– Минута, когда я перестану любить вас, Регина, – отвечал молодой человек с той же печальной торжественностью, – будет моей последней минутой, потому что моя любовь и моя жизнь живут одним и тем же дыханием! Вы спасли меня от отчаяния, в которое меня ввергла эта эпоха сомнений и всеобщего отрицания! Стоя на краю пропасти всеобщего отрицания, роковая глубина которого привлекает наше юношество, я считал искусство навсегда погибшим для моего отечества и бросился в бессмысленный омут, в котором убивают свою жизнь люди моих лет; я отказался от работы, готов был бросить в окно палитру и кисти, отказаться от силы, данной мне Богом: я чувствовал, как исчезала во мне энергия, как уходила она на опасную деятельность или таяла в апатическом безделии! Но я встретил вас, и с этой минуты я возвратился к жизни, я уверовал в мое искусство. С этой минуты я поверил в счастье, будущность, славу, любовь, так как ваша разумная доброта открыла мне самого себя. Не только всю мою любовь, Регина, но и всю мою жизнь готов я посвятить вам.
– Сохрани меня Бог сомневаться в вас, мой друг! – отвечала Регина, лицо которой покрылось краской горделивой радости. – Я так же уверена в вашей любви, как вы должны быть уверены в моей.
– В вашей?.. Я? – вскричал Петрюс.
– Да, Петрюс, – подтвердила спокойно Регина, – и мне кажется, что я ничего не скажу вам нового, говоря вам о моей любви. Если я и спросила вас, то, поверьте, не для того, чтобы вызвать ваши уверения: я и так уверена в вашей любви, но я хотела услышать от вас эти слова любви, в которых – именно сегодня – я чувствую жгучую потребность, я уверяю вас!
Петрюс упал на колени перед Региной и склонил голову не как перед женщиной, которую любят, но, скорее, как перед святыней, которую боготворят.
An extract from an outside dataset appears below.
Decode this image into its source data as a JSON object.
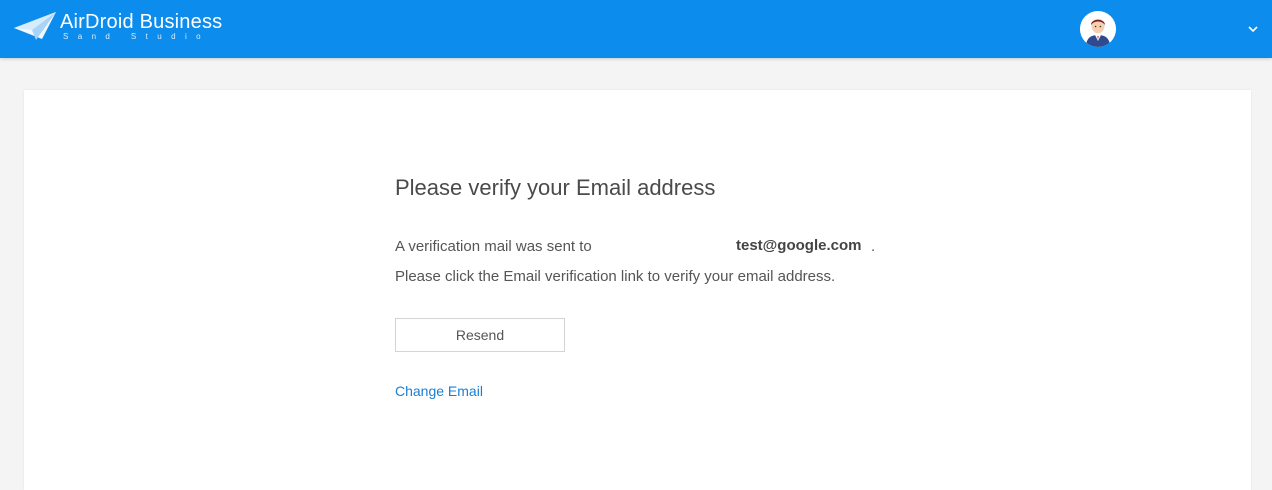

– Выслушайте меня, Регина, – сказал он, – вы не только женщина, которую я люблю, но и существо, которое я уважаю и более всего на свете боготворю!
– Благодарю вас, друг! – сказала Регина, беря Петрюса за руку.
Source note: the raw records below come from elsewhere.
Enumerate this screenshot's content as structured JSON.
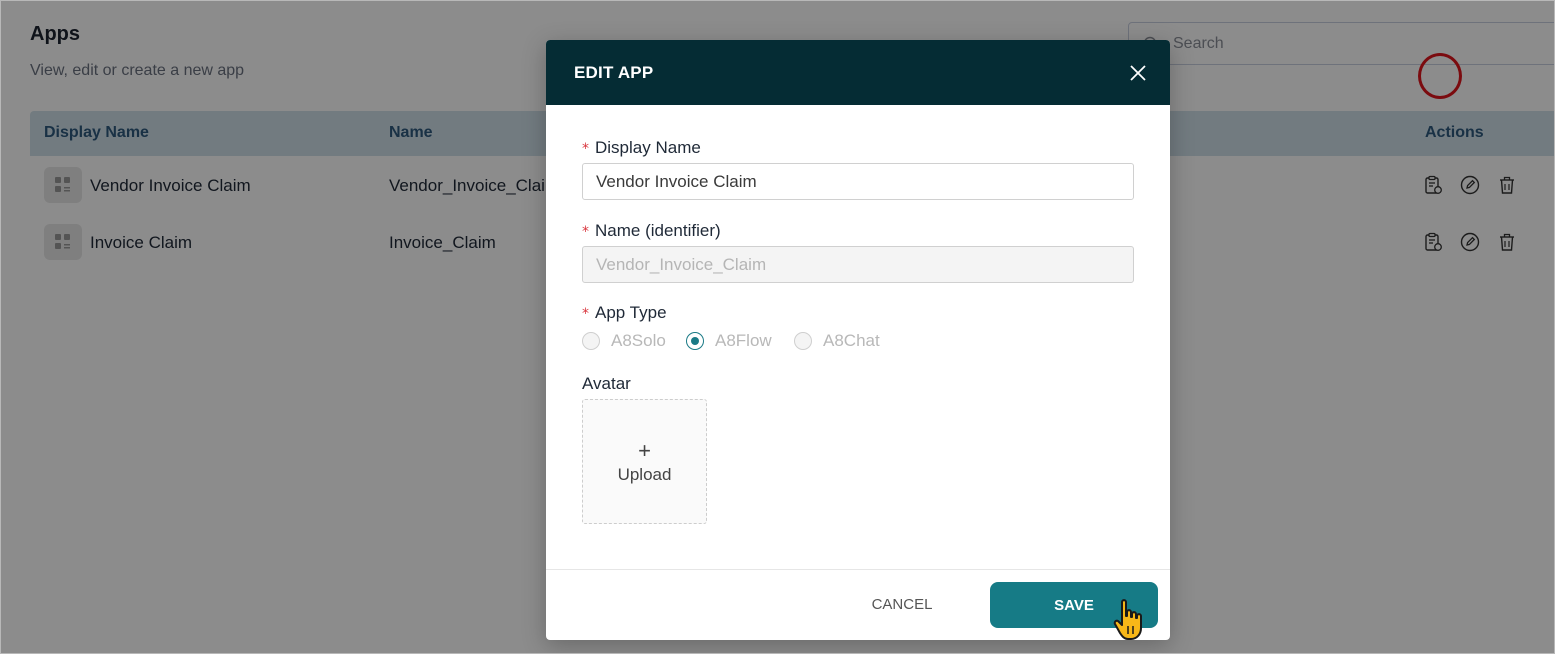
{
  "page": {
    "title": "Apps",
    "subtitle": "View, edit or create a new app",
    "search_placeholder": "Search"
  },
  "table": {
    "headers": {
      "display_name": "Display Name",
      "name": "Name",
      "actions": "Actions"
    },
    "rows": [
      {
        "display_name": "Vendor Invoice Claim",
        "name": "Vendor_Invoice_Claim"
      },
      {
        "display_name": "Invoice Claim",
        "name": "Invoice_Claim"
      }
    ]
  },
  "modal": {
    "title": "EDIT APP",
    "fields": {
      "display_name_label": "Display Name",
      "display_name_value": "Vendor Invoice Claim",
      "name_label": "Name (identifier)",
      "name_value": "Vendor_Invoice_Claim",
      "app_type_label": "App Type",
      "avatar_label": "Avatar"
    },
    "app_types": [
      {
        "label": "A8Solo",
        "checked": false
      },
      {
        "label": "A8Flow",
        "checked": true
      },
      {
        "label": "A8Chat",
        "checked": false
      }
    ],
    "upload_plus": "+",
    "upload_label": "Upload",
    "cancel_label": "CANCEL",
    "save_label": "SAVE"
  },
  "colors": {
    "modal_header": "#052c34",
    "save_button": "#167b86",
    "table_header": "#cfe0ea",
    "highlight_ring": "#e0141c",
    "required_star": "#d9363e"
  },
  "icons": {
    "search": "search-icon",
    "app_tile": "app-grid-icon",
    "view": "clipboard-icon",
    "edit": "edit-icon",
    "delete": "trash-icon",
    "close": "close-icon",
    "pointer": "hand-pointer-icon"
  }
}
– А между тем, – продолжал Петрюс, – я вполне сознаю, что я совершаю безумие, позволяя себе испытывать такую любовь к вам.
– Почему, Петрюс?
Петрюс промолчал или, скорее, ответил вздохом.
– Увы! – продолжала Регина, поняв его мысль. – Этот брак – как желала я скрыть его от самой себя! Я все надеялась, что какой-нибудь непредвиденный случай, неожиданное происшествие, на которое обыкновенно рассчитывают несчастные, помешает исполнению этого рокового брака. Тогда, бледная и дрожащая, я, как путешественник, избавившийся от страшной опасности, сказала бы вам: «Друг! Посмотри, как я бледна и дрожу! Это потому, что я могла навеки потерять тебя. Но я перед тобой, успокойся, никакая опасность не угрожает нам, и я твоя, твоя – навеки!» Но не так устроилось дело: дни проходили за днями без непредвиденных происшествий, без благостных волнений, час за часом, минута за минутой; роковое мгновение наступило, как оно наступает для приговоренного к смерти.
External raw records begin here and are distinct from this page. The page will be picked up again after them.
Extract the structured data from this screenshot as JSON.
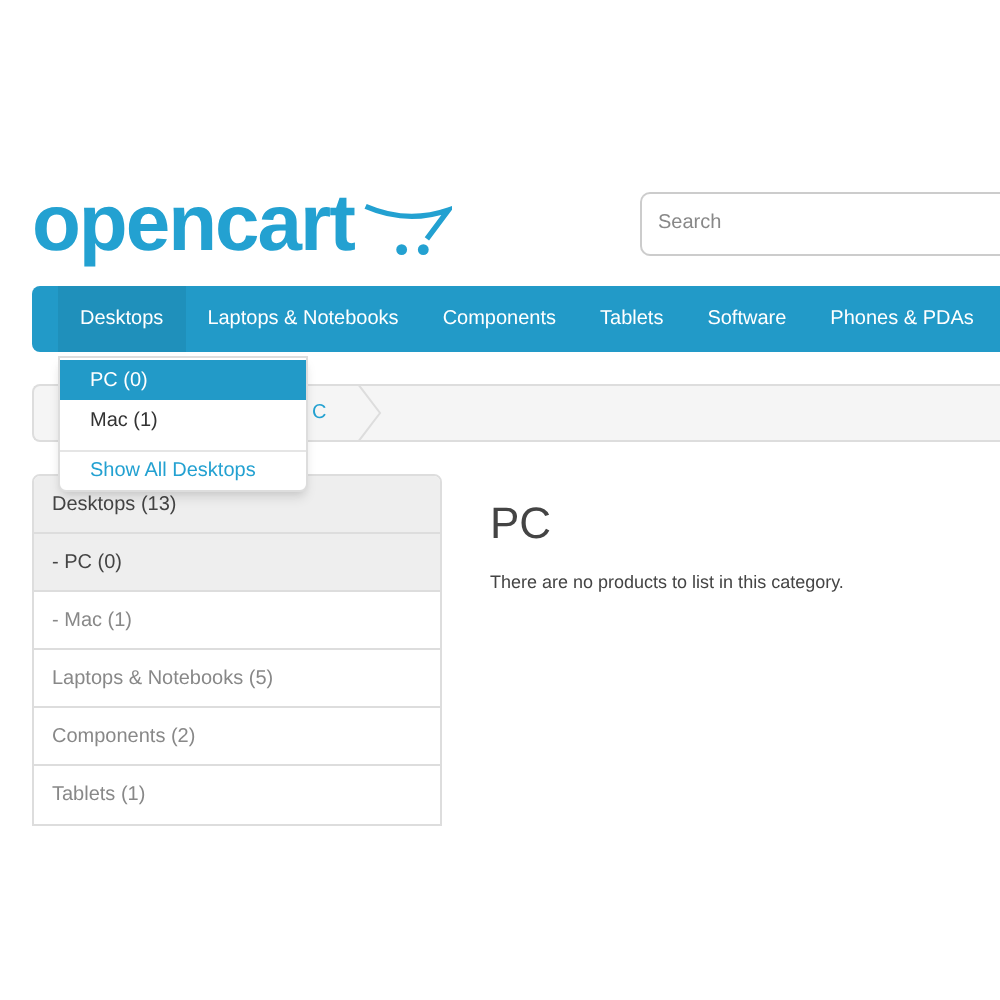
{
  "logo": {
    "text": "opencart"
  },
  "search": {
    "placeholder": "Search"
  },
  "nav": [
    {
      "label": "Desktops",
      "selected": true
    },
    {
      "label": "Laptops & Notebooks",
      "selected": false
    },
    {
      "label": "Components",
      "selected": false
    },
    {
      "label": "Tablets",
      "selected": false
    },
    {
      "label": "Software",
      "selected": false
    },
    {
      "label": "Phones & PDAs",
      "selected": false
    }
  ],
  "dropdown": {
    "items": [
      {
        "label": "PC (0)",
        "selected": true
      },
      {
        "label": "Mac (1)",
        "selected": false
      }
    ],
    "show_all": "Show All Desktops"
  },
  "breadcrumb": {
    "last": "C"
  },
  "sidebar": [
    {
      "label": "Desktops (13)",
      "selected": true
    },
    {
      "label": "- PC (0)",
      "selected": true
    },
    {
      "label": "- Mac (1)",
      "selected": false
    },
    {
      "label": "Laptops & Notebooks (5)",
      "selected": false
    },
    {
      "label": "Components (2)",
      "selected": false
    },
    {
      "label": "Tablets (1)",
      "selected": false
    }
  ],
  "content": {
    "title": "PC",
    "message": "There are no products to list in this category."
  }
}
– Регина! Регина! Что же могу я тут сделать? Зачем призвали вы меня? Чем могу я помочь вам?
– Вы все сейчас узнаете.
Петрюс искал глазами часы, наконец в соседней комнате пробило половину двенадцатого.
– О! Говорите скорей, – сказал он, – вероятно, мне недолго придется оставаться с вами.
– Почему вы знаете, Петрюс, и зачем отвечаете вы горечью на мою скорбь?
– Однако вы замужем, вы нынче обвенчались! Ваш муж здесь, в этом самом замке, а теперь половина двенадцатого…
– Послушайте, Петрюс, – возразила она, – вы великодушный, благородный сын не менее благородного отечества. Можно подумать, что вы родились и жили в лучшие века в истории Вселенной. Вы мне напоминаете мужеством и откровенностью доблестных старых рыцарей – крестоносцев, отправлявшихся в Палестину; ваша чистота не допускает лукавства, ваша правдивость не подозревает лжи, вы верите только в добро. Мир, в котором я действительно живу, немножко иначе построен, чем очаровательные чертоги вашего воображения. Вы отвернетесь с негодованием от того, что людям практического мира кажется совершенно натуральным. Вот почему я ждала нынешнего дня, чтобы поделиться с вами моим горем, вот почему я ждала нынешнего вечера, чтобы иметь в вашем лице свидетеля ужасной вещи – улики в преступлении.
– В преступлении? – прошептал Петрюс. – Что хотите вы этим сказать, Регина?
– Да, в преступлении.
– О! Следовательно то, что я подозревал, справедливо?
– Что подозревали вы? Скажите мне, мой друг!